After first 2 moves the string will be "cb" (the only good string of length 2). Then the first player can extend it to "cba". "cba" is a good string, because of path [(1, 1), (2, 1), (3, 1)]. Now, first player can always write letter "a" and obtain string "cbaaaaaac" in the end. So, the answer is FIRST.

One move in this game is just writing one letter to the end of string, but not moving to some cell. These two games are not equivalent!

Alright, thank you very much! It was a bit confusing.

i have a question about d problem.

5 cbbbb bcbbb aacbb aaacb aaaac

in this input. the jury's answer is "first". but i think the answer should be "second". i will explain it;

note that the player are playing optimally.
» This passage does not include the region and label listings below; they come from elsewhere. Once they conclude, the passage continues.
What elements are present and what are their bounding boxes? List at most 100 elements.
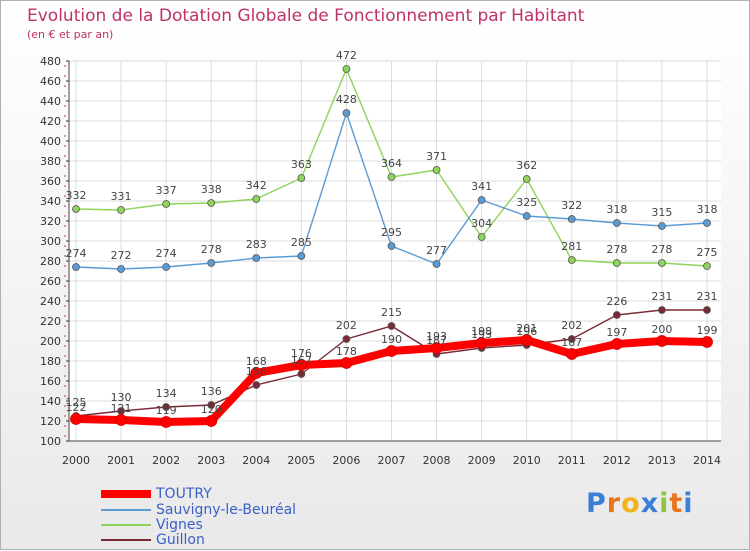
data-point <box>295 359 308 371</box>
data-point <box>703 219 711 227</box>
data-label: 275 <box>697 246 718 259</box>
data-label: 197 <box>606 326 627 339</box>
data-label: 178 <box>336 345 357 358</box>
legend-label: Vignes <box>156 517 203 533</box>
data-label: 226 <box>606 295 627 308</box>
data-label: 231 <box>651 290 672 303</box>
y-tick-label: 460 <box>40 75 61 88</box>
y-tick-label: 160 <box>40 375 61 388</box>
data-point <box>117 206 125 214</box>
data-label: 274 <box>66 247 87 260</box>
y-tick-label: 220 <box>40 315 61 328</box>
data-label: 332 <box>66 189 87 202</box>
data-label: 318 <box>697 203 718 216</box>
x-tick-label: 2004 <box>242 454 270 467</box>
data-point <box>567 215 576 223</box>
y-tick-label: 420 <box>40 115 61 128</box>
data-point <box>477 196 486 204</box>
data-label: 130 <box>111 391 132 404</box>
data-point <box>117 265 125 273</box>
data-point <box>658 222 666 230</box>
legend-item: Vignes <box>101 517 203 533</box>
x-tick-label: 2013 <box>648 454 676 467</box>
data-point <box>160 416 173 428</box>
data-point <box>342 65 351 73</box>
data-point <box>612 259 621 267</box>
data-label: 193 <box>426 330 447 343</box>
legend-label: Sauvigny-le-Beuréal <box>156 502 297 518</box>
y-tick-label: 440 <box>40 95 61 108</box>
data-point <box>658 259 666 267</box>
data-point <box>703 262 711 270</box>
data-point <box>207 259 216 267</box>
data-point <box>656 335 668 347</box>
logo-letter: r <box>606 488 622 519</box>
data-label: 199 <box>697 324 718 337</box>
data-label: 196 <box>516 325 537 338</box>
legend-swatch <box>101 524 151 526</box>
data-point <box>567 256 576 264</box>
data-label: 331 <box>111 190 132 203</box>
y-tick-label: 480 <box>40 55 61 68</box>
data-point <box>387 173 396 181</box>
data-point <box>72 263 80 271</box>
legend-label: Guillon <box>156 532 205 548</box>
x-tick-label: 2014 <box>693 454 721 467</box>
data-label: 274 <box>156 247 177 260</box>
data-point <box>342 335 351 343</box>
y-tick-label: 260 <box>40 275 61 288</box>
data-label: 187 <box>561 336 582 349</box>
data-point <box>612 311 621 319</box>
logo-letter: t <box>669 488 684 519</box>
data-label: 201 <box>516 322 537 335</box>
x-tick-label: 2005 <box>287 454 315 467</box>
y-tick-label: 240 <box>40 295 61 308</box>
data-point <box>252 254 261 262</box>
data-label: 278 <box>651 243 672 256</box>
data-point <box>252 381 261 389</box>
data-label: 167 <box>291 354 312 367</box>
data-label: 281 <box>561 240 582 253</box>
data-point <box>162 403 171 411</box>
chart-title: Evolution de la Dotation Globale de Fonc… <box>27 6 585 26</box>
data-point <box>250 367 263 379</box>
chart-subtitle: (en € et par an) <box>27 28 114 41</box>
data-label: 363 <box>291 158 312 171</box>
data-point <box>565 348 578 360</box>
data-label: 472 <box>336 49 357 62</box>
data-label: 136 <box>201 385 222 398</box>
data-label: 278 <box>606 243 627 256</box>
legend-swatch <box>101 509 151 511</box>
data-point <box>430 342 443 354</box>
data-label: 190 <box>381 333 402 346</box>
data-point <box>520 334 533 346</box>
logo-letter: i <box>683 488 694 519</box>
data-label: 342 <box>246 179 267 192</box>
legend-item: TOUTRY <box>101 486 212 502</box>
data-label: 283 <box>246 238 267 251</box>
y-tick-label: 140 <box>40 395 61 408</box>
data-label: 428 <box>336 93 357 106</box>
data-point <box>701 336 713 348</box>
data-point <box>477 233 486 241</box>
data-point <box>207 401 216 409</box>
data-label: 120 <box>201 403 222 416</box>
legend-item: Sauvigny-le-Beuréal <box>101 502 296 518</box>
data-point <box>522 212 531 220</box>
data-point <box>252 195 261 203</box>
data-label: 202 <box>561 319 582 332</box>
data-point <box>432 166 441 174</box>
x-tick-label: 2003 <box>197 454 225 467</box>
data-label: 277 <box>426 244 447 257</box>
data-point <box>297 252 306 260</box>
proxiti-logo: Proxiti <box>586 488 694 519</box>
data-label: 176 <box>291 347 312 360</box>
logo-letter: i <box>659 488 670 519</box>
logo-letter: o <box>621 488 641 519</box>
data-label: 215 <box>381 306 402 319</box>
y-tick-label: 360 <box>40 175 61 188</box>
legend-item: Guillon <box>101 532 205 548</box>
data-point <box>205 415 218 427</box>
data-point <box>703 306 711 314</box>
1.step — the first player chooses (1,1) cell that is only option. (a = 0, b = 0) 2.step — the second player chooses (1,2) because if he goes down he will lose.(a = 0, b = 1) 3.step — the first player chooses (2,2) because if he goes right it is obvious that he will already lose.(a = 0, b = 1) 4.step — the second player chooses (2,3).(a = 0, b = 2) 5.step — the first player chooses (3,3).(a = 0, b = 2) 6.step — the second player chooses (3,4).(a = 0, b = 3) 7.step — the first player chooses (4,4).(a = 0, b = 3) 8.step — the second player chooses (4,5).(a = 0, b = 4) 9.step — the first player chooses (5,5).(a = 0, b = 4)

so the second player wins.

can any one explain that why answer is "first" ?

can anyone explain please ?

The comment just above yours asks exactly the same question and has an answer.

For div2c/div1a ... say the robot will collect x from left and y from right...

suppose the large set is x..

the the result = sum[first x from left] * L + sum[first y from right]

then we have to add V = (y — (x+1)) * Q

what is the proof that other tuples of (x,y,V) will not minimize the result?